Oy vey! Because I am a glutton for punishment, or actually just a glutton, I managed to attend three Passover seders (ritual dinners) this week. (I have briefly enumerated the Wellington ones in another posting). Last night was my introduction to the Northland Jewish Association over matzah (unleavened bread) and maror (bitter herbs). It reminded me a little of Hamilton's community seders when I was younger and the Hamilton Jewish community was much much smaller.
About 36 people came from all over Northland, some driving quite long distances to be in Whangarei for the final night of Passover. With only a couple of exceptions (including me) they were either families with young children or much older folk. All were friendly and welcoming, though I was a bit taken aback by how comfortable several were in asking about my marital status within seconds of our introduction (none of your business either).
The inevitable problem in such gatherings of diverse, secular, diaspora Jews is what tunes to sing for the required songs. An ingenious approach was to play recordings for us to sing along with, karaoke style. Unfortunately the recordings were unfamiliar, though highly enjoyable, contemporary arrangements that didn't make our singing any less ragged. Fortunately I had had plenty of singing practice earlier in the week and was more confident about carrying a tune than usual (those who have heard me singing might not think it a good thing for me to feel confident about it).
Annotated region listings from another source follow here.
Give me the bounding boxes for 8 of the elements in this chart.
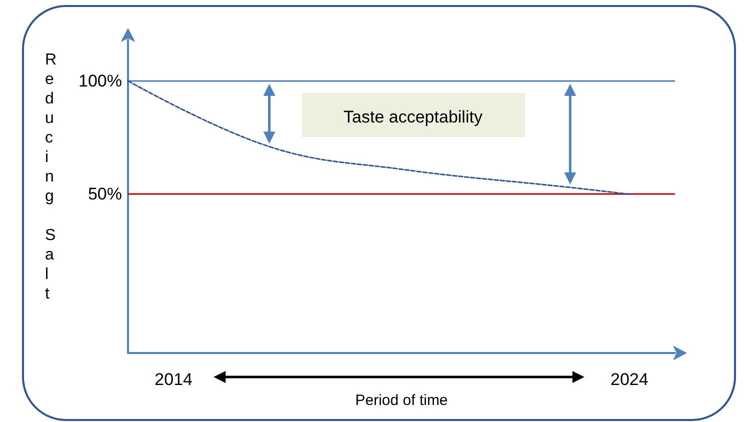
annotation: Taste acceptability xyxy=(344,108,483,126)
y-tick-label: 50% xyxy=(88,184,122,204)
x-tick-label: 2014 xyxy=(154,370,192,389)
x-tick-label: 2024 xyxy=(610,370,648,389)
line-series xyxy=(127,80,630,195)
x-axis-title: Period of time xyxy=(355,392,448,409)
text: Reducing Salt xyxy=(45,51,57,302)
y-tick-label: 100% xyxy=(78,71,122,90)
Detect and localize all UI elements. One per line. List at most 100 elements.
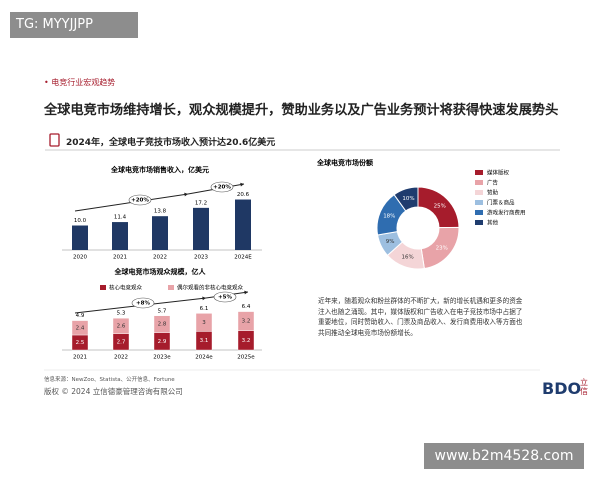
- bar-segment: [153, 332, 171, 351]
- watermark-top: TG: MYYJJPP: [10, 12, 138, 38]
- x-tick-label: 2024e: [195, 355, 213, 361]
- arrow-head: [240, 182, 244, 187]
- value-label: 10.0: [74, 218, 87, 224]
- growth-arrow: [74, 193, 189, 212]
- bar-segment: [237, 330, 255, 351]
- donut-segment: [417, 186, 460, 229]
- total-label: 6.4: [242, 304, 251, 310]
- x-tick-label: 2024E: [234, 255, 252, 261]
- paragraph: 近年来，随着观众和粉丝群体的不断扩大，新的增长机遇和更多的资金注入也随之涌现。其…: [318, 297, 523, 337]
- logo: BDO: [542, 379, 582, 398]
- value-label: 2.8: [158, 322, 167, 328]
- arrow-head: [184, 192, 188, 197]
- total-label: 4.9: [76, 313, 85, 319]
- bar-segment: [195, 331, 213, 351]
- bar: [112, 222, 128, 250]
- legend-label: 偶尔观看的非核心电竞观众: [177, 284, 244, 292]
- legend-label: 赞助: [487, 189, 499, 197]
- legend-swatch: [475, 170, 483, 175]
- x-tick-label: 2023e: [153, 355, 171, 361]
- value-label: 3: [202, 320, 206, 326]
- donut-segment: [376, 193, 407, 236]
- legend-label: 核心电竞观众: [109, 284, 143, 292]
- value-label: 9%: [386, 239, 395, 245]
- chart-title: 全球电竞市场观众规模，亿人: [114, 267, 207, 276]
- legend-label: 其他: [487, 219, 499, 227]
- value-label: 20.6: [237, 192, 250, 198]
- annotation: +20%: [213, 185, 231, 191]
- section-text: 电竞行业宏观趋势: [51, 78, 116, 87]
- value-label: 11.4: [114, 215, 127, 221]
- total-label: 6.1: [200, 306, 209, 312]
- legend-swatch: [168, 285, 174, 290]
- donut-segment: [377, 230, 404, 257]
- arrow-head: [202, 296, 206, 301]
- x-tick-label: 2021: [73, 355, 87, 361]
- value-label: 3.2: [242, 338, 251, 344]
- value-label: 2.7: [117, 339, 126, 345]
- value-label: 2.9: [158, 339, 167, 345]
- bar-segment: [112, 333, 130, 351]
- arrow-head: [244, 290, 248, 295]
- annotation-bubble: [210, 181, 234, 193]
- annotation: +8%: [136, 301, 150, 307]
- clipboard-icon: [49, 133, 60, 147]
- x-tick-label: 2022: [114, 355, 128, 361]
- total-label: 5.3: [117, 311, 126, 317]
- donut-segment: [420, 226, 460, 270]
- bar-segment: [195, 313, 213, 332]
- value-label: 2.4: [76, 325, 85, 331]
- growth-arrow: [74, 297, 207, 314]
- donut-segment: [393, 186, 419, 212]
- chart-title: 全球电竞市场份额: [316, 158, 373, 167]
- copyright-text: 版权 © 2024 立信德豪管理咨询有限公司: [44, 387, 183, 396]
- legend-label: 媒体版权: [487, 169, 510, 177]
- bar-segment: [237, 311, 255, 332]
- source-text: 信息来源：NewZoo、Statista、公开信息、Fortune: [44, 377, 175, 383]
- slide-title: 全球电竞市场维持增长，观众规模提升，赞助业务以及广告业务预计将获得快速发展势头: [44, 103, 559, 118]
- bar-segment: [71, 334, 89, 351]
- x-tick-label: 2020: [73, 255, 87, 261]
- legend-swatch: [100, 285, 106, 290]
- bar-segment: [71, 320, 89, 336]
- growth-arrow: [205, 291, 249, 299]
- annotation: +5%: [218, 295, 232, 301]
- bar: [193, 207, 209, 250]
- annotation: +20%: [131, 198, 149, 204]
- annotation-bubble: [131, 297, 155, 309]
- bar: [152, 216, 168, 250]
- bar-segment: [153, 315, 171, 333]
- bar: [235, 199, 251, 250]
- legend-label: 广告: [487, 179, 499, 187]
- x-tick-label: 2021: [113, 255, 127, 261]
- value-label: 13.8: [154, 209, 167, 215]
- highlight-text: 2024年，全球电子竞技市场收入预计达20.6亿美元: [66, 138, 276, 148]
- value-label: 16%: [401, 255, 413, 261]
- value-label: 2.5: [76, 340, 85, 346]
- x-tick-label: 2025e: [237, 355, 255, 361]
- x-tick-label: 2022: [153, 255, 167, 261]
- chart-title: 全球电竞市场销售收入，亿美元: [110, 165, 209, 174]
- value-label: 3.2: [242, 319, 251, 325]
- legend-swatch: [475, 190, 483, 195]
- value-label: 10%: [402, 196, 414, 202]
- total-label: 5.7: [158, 308, 167, 314]
- growth-arrow: [187, 183, 245, 195]
- legend-swatch: [475, 180, 483, 185]
- legend-label: 门票＆商品: [487, 199, 515, 207]
- value-label: 2.6: [117, 324, 126, 330]
- value-label: 18%: [383, 214, 395, 220]
- bar-segment: [112, 318, 130, 335]
- legend-swatch: [475, 220, 483, 225]
- annotation-bubble: [128, 194, 152, 206]
- watermark-bottom: www.b2m4528.com: [424, 443, 584, 469]
- legend-swatch: [475, 200, 483, 205]
- value-label: 3.1: [200, 338, 209, 344]
- logo-cn: 立信: [580, 378, 588, 396]
- donut-segment: [386, 241, 425, 270]
- section-label: • 电竞行业宏观趋势: [44, 78, 116, 87]
- value-label: 17.2: [195, 200, 207, 206]
- value-label: 25%: [434, 203, 446, 209]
The hagadah (order of service) was admirably concise for a gathering with so many young children, who had rehearsed to sing the four questions and tell a funny version of the Egypt story. Through out the rituals there was much hilarity as a trio of women leapt up at intervals to sing silly seder songs.
Asi, who was leading the service, kept asking me how I thought this compared to a traditional seder, but the truth is I don't know that I have ever attended a 'traditional' seder. Each of the several dozen in my life that I remember has been a quirky expression of that family's or community's relationship to Judaism. I once found a very camp hagadah on the internet, full of references to classic Hollywood movies and highly unsuitable for young children- and because that year I was expecting a gay couple and no kids, I used it. One of the many things I love about being a Jew is that there is a tradition of challenging orthodoxy and experimentation. As long as there are the makings of a Hillel sandwich (yummy apple and nut paste with horseradish and matzah- a taste that probably needs to be aquired young), at least four glasses of blessed wine and plenty of dipping, I'm happy.
The Northland seder covered the necessary halachical (religious law) bases yet was as relaxed, and playful, as most I have attended. I ate too much, enjoyed myself very much and made some new friends... nothing more could be asked. Chag sameach.
** While writing this post I glanced out my window to see a flock of 8 pukeko highstepping across my lawn!